Assuming you’re not willing to dispatch old hens, egg numbers inevitably decline to the point where you’re tempted to integrate new hens into the flock. But will they get along? What constitutes normal pecking-order-establishment and what is an early warning sign of pecked-to-death?
Unfortunately, new and old hens are very unlikely to intermingle in serene harmony from the very beginning. There will be pounces and squawks and some of your hens may run off and turn into loners. Meanwhile, even though you’re likely to get eggs for a day or two (since those eggs were already in production), stressed hens are likely to stop laying for a while soon thereafter.

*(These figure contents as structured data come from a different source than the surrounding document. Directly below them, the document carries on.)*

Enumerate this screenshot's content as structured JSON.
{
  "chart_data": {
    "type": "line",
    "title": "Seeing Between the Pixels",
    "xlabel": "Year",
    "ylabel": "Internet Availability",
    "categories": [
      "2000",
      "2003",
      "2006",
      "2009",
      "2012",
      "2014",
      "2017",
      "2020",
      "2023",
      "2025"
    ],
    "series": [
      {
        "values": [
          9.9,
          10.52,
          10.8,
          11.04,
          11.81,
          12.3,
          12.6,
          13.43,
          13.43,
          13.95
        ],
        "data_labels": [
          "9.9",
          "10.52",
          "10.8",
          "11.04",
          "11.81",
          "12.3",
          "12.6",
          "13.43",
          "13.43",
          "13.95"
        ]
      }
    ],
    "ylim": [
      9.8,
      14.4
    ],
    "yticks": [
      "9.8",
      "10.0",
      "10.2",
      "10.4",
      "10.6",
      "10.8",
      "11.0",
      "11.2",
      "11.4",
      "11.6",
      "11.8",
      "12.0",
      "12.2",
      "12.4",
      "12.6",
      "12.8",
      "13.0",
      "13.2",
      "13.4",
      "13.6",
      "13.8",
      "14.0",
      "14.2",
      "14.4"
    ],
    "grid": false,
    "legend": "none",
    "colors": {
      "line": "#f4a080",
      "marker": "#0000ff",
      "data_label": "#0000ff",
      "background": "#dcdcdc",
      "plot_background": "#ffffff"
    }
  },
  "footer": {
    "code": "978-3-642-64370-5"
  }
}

In a perfect situation, the establishment of a new group dynamic peters out after a few days, leaving the henhouse mostly peaceful. But if you see any of the following behaviors, you should keep a closer eye on the flock and consider separating out the bottom-rung birds:
- Hens hiding with their face in a corner for hours on end.
- Hens roosting for the night somewhere far away from the main flock. (Off to the edge of the same perch is alright.)
- Hens with backs and/or heads pecked bare. (If you see blood, separate the hen immediately!)
And then, slowly but surely, serenity will return. At last, you’ll be rewarded with the chickenkeeper’s favorite sight — a nest full of freshly laid eggs!